Book Review: Apache Cookbook

The Book: Apache Cookbook
By Ken Coar & Rich Bowen
254 pages
1st Edition November 2003
ISBN: 0-596-00191-6
Price: $46.95 Cdn
Book Link: [link]

Chapter 1. Installation
Chapter 2. Adding Common Modules
Chapter 3. Logging
Chapter 4. Virtual Hosts
Chapter 5. Aliases, Redirecting, and Rewriting
Chapter 6. Security
Chapter 7. SSL
Chapter 8. Dynamic Content
Chapter 9. Error Handling
Chapter 10. Proxies
Chapter 11. Performance
Chapter 12. Miscellaneous Topics
Appendix A. Using regular expressions
Appendix B. Troubleshooting

O’Reilly’s Apache Cookbook is packed full of 100 recipes for securing, logging, and administering your Apache server. It addresses both Windows and “Unix-like” platforms. Information is clear and concise. In fact, a quick jaunt up to O’Reilly’s site shows that no official errata are on file. While the book is intended for use similarly to a “food cookbook” in that generally a person would not sit down and read this book cover to cover a la “War and Peace” but instead search for a “Recipe” that suited their immediate needs, I found myself paging through sequentially, discovering many things I didn’t realize that the Apache server was capable of. For the sake of completeness, in some cases, the authors have clearly indicated if a “problem” currently had no solution, and included information as to any known ongoing effort to resolve the problem discussed.

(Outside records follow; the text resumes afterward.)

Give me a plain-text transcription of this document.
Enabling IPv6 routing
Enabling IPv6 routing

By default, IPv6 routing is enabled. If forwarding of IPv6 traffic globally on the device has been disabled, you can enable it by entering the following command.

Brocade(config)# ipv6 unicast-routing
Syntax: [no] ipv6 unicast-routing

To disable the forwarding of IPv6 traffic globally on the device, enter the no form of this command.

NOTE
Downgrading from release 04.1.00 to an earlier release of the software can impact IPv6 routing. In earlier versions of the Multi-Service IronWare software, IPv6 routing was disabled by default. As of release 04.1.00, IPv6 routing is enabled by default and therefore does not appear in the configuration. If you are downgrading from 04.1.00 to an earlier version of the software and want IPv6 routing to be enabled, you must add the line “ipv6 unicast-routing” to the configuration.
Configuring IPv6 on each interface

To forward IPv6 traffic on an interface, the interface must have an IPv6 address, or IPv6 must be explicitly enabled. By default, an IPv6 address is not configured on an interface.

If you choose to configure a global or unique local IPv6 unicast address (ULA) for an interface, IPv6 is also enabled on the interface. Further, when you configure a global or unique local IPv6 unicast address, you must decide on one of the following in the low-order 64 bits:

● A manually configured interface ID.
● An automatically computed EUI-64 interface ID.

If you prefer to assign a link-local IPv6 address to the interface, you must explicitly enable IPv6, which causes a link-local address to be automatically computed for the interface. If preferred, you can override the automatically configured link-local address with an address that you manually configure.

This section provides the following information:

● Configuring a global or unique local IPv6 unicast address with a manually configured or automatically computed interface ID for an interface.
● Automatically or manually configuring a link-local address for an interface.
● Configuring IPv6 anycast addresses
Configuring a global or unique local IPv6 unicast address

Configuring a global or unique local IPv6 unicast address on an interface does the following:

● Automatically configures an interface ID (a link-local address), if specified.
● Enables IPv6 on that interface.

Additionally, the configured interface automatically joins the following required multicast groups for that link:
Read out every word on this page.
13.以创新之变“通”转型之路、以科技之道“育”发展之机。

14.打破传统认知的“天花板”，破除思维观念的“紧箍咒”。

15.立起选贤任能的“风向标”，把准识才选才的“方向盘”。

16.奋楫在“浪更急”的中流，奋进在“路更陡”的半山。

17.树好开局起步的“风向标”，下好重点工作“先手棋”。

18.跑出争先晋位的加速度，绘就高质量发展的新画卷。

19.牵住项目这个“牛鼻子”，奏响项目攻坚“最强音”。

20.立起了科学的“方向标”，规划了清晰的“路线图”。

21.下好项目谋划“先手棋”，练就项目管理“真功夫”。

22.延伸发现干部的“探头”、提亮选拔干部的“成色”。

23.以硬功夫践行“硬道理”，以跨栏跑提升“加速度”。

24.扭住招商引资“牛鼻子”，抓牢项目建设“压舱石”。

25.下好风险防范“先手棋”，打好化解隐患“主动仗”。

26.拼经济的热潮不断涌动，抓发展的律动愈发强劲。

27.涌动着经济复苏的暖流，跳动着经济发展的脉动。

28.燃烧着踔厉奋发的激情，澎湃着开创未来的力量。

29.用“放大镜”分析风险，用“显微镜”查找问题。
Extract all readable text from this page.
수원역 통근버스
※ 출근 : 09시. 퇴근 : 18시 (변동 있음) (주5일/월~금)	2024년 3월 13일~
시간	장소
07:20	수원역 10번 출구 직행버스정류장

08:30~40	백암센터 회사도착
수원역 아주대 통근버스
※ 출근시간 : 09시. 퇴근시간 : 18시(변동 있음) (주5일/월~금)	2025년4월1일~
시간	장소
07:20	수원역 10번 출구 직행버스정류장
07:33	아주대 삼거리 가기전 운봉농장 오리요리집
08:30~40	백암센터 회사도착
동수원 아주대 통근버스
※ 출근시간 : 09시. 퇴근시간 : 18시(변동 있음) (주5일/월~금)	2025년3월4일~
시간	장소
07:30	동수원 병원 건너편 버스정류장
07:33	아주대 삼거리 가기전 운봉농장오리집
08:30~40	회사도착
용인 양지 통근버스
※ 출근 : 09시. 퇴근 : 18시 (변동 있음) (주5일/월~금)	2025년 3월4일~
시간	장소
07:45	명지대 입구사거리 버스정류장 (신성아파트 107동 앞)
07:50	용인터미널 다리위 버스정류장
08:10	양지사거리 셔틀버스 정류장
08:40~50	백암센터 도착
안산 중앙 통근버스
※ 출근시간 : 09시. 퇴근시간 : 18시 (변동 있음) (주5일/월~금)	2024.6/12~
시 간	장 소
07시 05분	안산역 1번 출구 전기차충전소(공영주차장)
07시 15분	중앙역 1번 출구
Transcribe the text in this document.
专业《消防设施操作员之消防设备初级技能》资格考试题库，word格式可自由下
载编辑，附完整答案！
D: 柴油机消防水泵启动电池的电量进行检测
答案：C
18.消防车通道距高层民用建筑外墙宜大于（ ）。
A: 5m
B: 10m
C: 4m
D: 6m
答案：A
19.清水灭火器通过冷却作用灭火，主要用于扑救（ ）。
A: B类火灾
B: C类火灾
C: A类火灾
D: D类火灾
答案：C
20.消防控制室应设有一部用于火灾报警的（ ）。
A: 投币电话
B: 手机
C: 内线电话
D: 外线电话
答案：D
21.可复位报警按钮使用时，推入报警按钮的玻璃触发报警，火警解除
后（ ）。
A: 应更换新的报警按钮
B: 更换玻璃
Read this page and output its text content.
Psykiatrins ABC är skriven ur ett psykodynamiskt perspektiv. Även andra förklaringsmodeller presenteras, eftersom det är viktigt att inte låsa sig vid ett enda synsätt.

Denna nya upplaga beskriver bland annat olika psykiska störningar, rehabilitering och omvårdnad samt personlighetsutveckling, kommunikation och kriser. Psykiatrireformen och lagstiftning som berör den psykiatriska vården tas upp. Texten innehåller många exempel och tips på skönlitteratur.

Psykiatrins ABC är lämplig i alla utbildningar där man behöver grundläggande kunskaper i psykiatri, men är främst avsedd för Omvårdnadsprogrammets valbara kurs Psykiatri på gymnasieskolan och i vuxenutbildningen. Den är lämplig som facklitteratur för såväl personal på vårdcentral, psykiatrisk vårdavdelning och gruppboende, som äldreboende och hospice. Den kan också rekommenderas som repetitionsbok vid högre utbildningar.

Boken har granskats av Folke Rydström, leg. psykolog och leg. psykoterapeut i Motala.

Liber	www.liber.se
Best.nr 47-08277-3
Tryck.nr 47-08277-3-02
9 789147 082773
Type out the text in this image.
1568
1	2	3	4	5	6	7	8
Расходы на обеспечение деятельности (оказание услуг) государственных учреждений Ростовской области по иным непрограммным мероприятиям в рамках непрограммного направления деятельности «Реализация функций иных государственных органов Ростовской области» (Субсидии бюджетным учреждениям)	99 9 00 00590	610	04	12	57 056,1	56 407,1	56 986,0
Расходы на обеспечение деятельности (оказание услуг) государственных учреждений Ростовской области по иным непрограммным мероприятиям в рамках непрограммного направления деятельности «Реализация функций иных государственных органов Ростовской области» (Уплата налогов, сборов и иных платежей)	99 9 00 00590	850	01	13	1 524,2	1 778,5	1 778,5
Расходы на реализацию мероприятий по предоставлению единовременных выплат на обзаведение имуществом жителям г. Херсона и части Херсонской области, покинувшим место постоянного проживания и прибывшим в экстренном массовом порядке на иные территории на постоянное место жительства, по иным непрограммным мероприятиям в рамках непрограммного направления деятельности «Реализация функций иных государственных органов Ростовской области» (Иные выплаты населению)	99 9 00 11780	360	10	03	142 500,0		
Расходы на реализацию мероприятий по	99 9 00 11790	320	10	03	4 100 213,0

Throughout this book, you’ll find yourself nodding and seeing how many web masters have done the nifty things on their sites that you’ve been meaning to look into for your own server. Such as when an url is spelled wrong or in the wrong case, how to use “mod_speling” to make the server try to determine the desired address instead of just giving a 404 error.

Chapters 5 and 6 were my particular favorites. Security is always of concern when hosting a server of any kind. The Apache Cookbook offers 28 recipes to secure your server and put your mind at ease. Combine this with several recipes from Chapter 3 (Logging) and monitoring the status of your server”s security is a breeze. Chapter 5 was a particular favorite, and my main reason for being interested in this book in the first place. As a photographer, I have fought with the best way to protect copy-written material that resides on my server, but at the same time, not limit functionality of users of my website. The book addresses these and many other issues with relative ease. In fact, it describes several ways of doing certain actions, and also notes the potential pitfalls of each choice.

All in all, I found this book very informative and would have no problem recommending it to any Apache administrator, whether expert or novice.